When it comes to shared items such as toilet paper, you agree as a house hold which toilet paper brand and what size package to buy. That way you take turns and it costs the same for everyone on their turn to buy. You sign off when you buy. If you follow a strict protocol, there will be nothing to cry about. By doing this you remove any false "issues" between you guys and if they still try to get you out, they will be forced to tell the truth.

There is always a way to ensure that every one pays and does their share. You also set up a weekly meeting for the house to air any issues that they may have. You make sure that they know that you want harmony in the house hold. If the issues are really about house duties (which I think they are not, you're probably having loud sex or something and they are jealous), the problem will stop. If not, you are cornering them to either shut up, or start another issue, which you then can asses and deal with in a similar manner.

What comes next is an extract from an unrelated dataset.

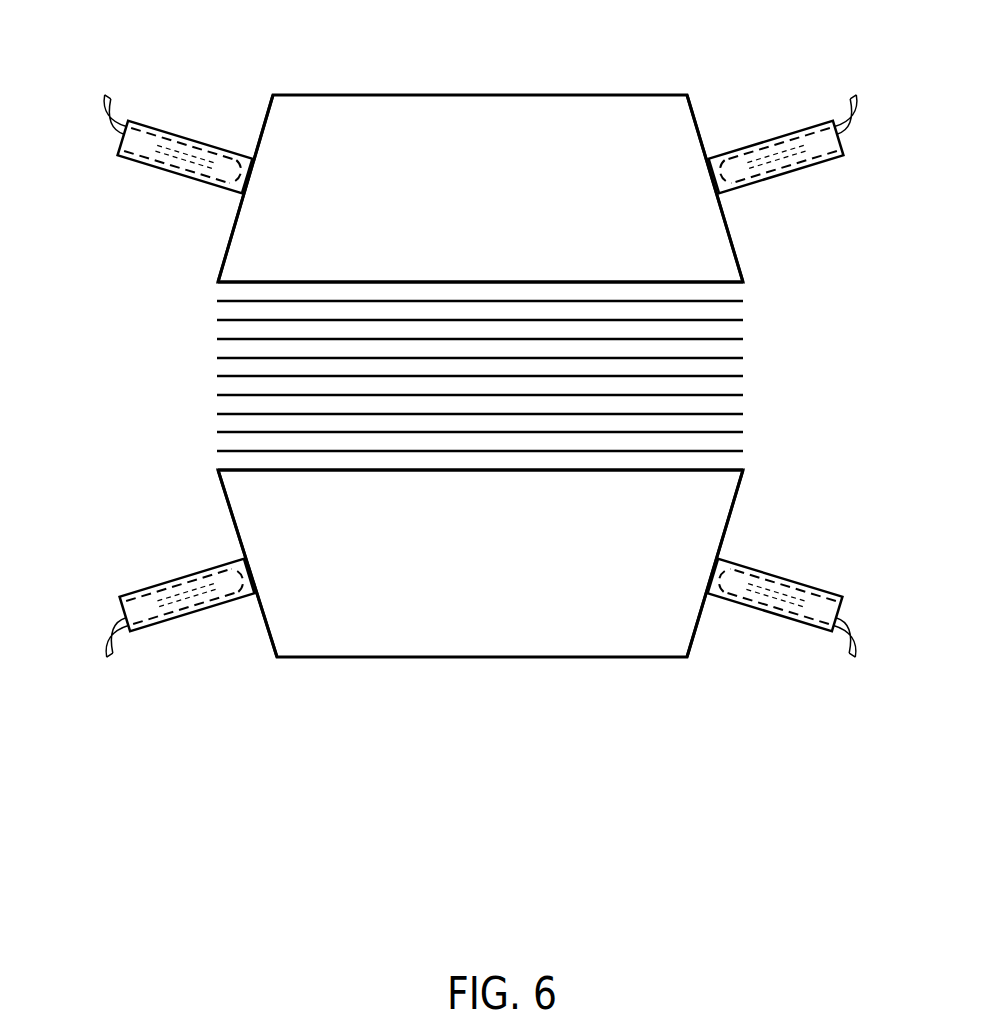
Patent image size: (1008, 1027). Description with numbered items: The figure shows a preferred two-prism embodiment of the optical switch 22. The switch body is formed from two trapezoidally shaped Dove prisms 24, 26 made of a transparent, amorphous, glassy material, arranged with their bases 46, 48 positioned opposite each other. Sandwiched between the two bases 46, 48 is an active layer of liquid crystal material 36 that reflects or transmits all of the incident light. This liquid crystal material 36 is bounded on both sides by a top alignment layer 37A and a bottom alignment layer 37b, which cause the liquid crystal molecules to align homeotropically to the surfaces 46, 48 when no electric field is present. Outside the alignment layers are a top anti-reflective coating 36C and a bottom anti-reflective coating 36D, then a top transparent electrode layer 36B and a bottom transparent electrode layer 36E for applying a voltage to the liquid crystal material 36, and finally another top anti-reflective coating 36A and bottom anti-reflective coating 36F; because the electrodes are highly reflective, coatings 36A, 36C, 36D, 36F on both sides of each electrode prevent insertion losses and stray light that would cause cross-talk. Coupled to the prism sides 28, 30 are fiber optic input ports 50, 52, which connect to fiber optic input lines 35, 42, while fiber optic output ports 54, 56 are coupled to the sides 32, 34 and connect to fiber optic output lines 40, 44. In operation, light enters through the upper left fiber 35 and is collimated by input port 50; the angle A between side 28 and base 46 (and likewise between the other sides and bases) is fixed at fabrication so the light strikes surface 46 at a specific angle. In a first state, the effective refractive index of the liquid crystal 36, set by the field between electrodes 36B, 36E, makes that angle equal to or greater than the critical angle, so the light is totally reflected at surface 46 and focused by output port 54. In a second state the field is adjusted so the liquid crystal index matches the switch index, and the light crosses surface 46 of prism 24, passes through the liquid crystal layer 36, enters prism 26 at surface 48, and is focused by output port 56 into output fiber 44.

The earlier you learn to deal with people through negation, compromise, the better you will be in all other areas of life. Believe you me, there are lots of fcuk wits out there!

Good luck!
Gonecrazy


----------



## aine (Feb 15, 2014)

You say you are from a different culture, then you would know the norm for this kind of thing

1. Why is the house supposed to be your boyfriends, but everyone is living there? You said everyone pays rent to his mother? If it is his, then he can kick them out?
2. If you guys are living there then you should contribute to the upkeep of the house
3. Yes, you should pay rent

However, seeing the family is quite conniving, better you stay with your parents or rent your own place, problem solved.


----------



## chellepadriga (Sep 17, 2015)

You say you are from a different culture, then you would know the norm for this kind of thing

1. Why is the house supposed to be your boyfriends, but everyone is living there? You said everyone pays rent to his mother? If it is his, then he can kick them out?
It was supposed to be put in his name but some how never got to that point. We had it to ourselves for a few months until everyone moved back in due to their relationship issues. It was supposed to be temporary but they never moved out. It just kinda became "The Family" home...where the mom still comes and goes. 

2. If you guys are living there then you should contribute to the upkeep of the house.
I never said I shouldn't contribute. Also, I mentioned we do. The issue is, is that they are blind to see that. Maybe because I don't announce I clean the bathrooms, kitchen, take out the trash, etc. I bet if I stop they would notice maybe...
3. Yes, you should pay rent

However, seeing the family is quite conniving, better you stay with your parents or rent your own place, problem solved.


----------



## chellepadriga (Sep 17, 2015)

chellepadriga said:


> You say you are from a different culture, then you would know the norm for this kind of thing
> 
> 1. Why is the house supposed to be your boyfriends, but everyone is living there? You said everyone pays rent to his mother? If it is his, then he can kick them out?
> It was supposed to be his and he made most payments and it was to be put under his name but never was. We did have the place to ourselves for a while but then the sisters moved back in due to relationship issues which was supposed to be temporary but they seem to have gotten comfortable. It became "The Family House" where the mom still comes and goes.
> ...


----------



## Hicks (Jan 14, 2011)

If you want to get married to this man, do you want to increase your chances that your marriage will be happy and successful?

Don't get wrapped up in this crap. It will lead to nothign but problems in your eventual marraige.

When your man marries you and makes the ultimate committment to you, then live together.


----------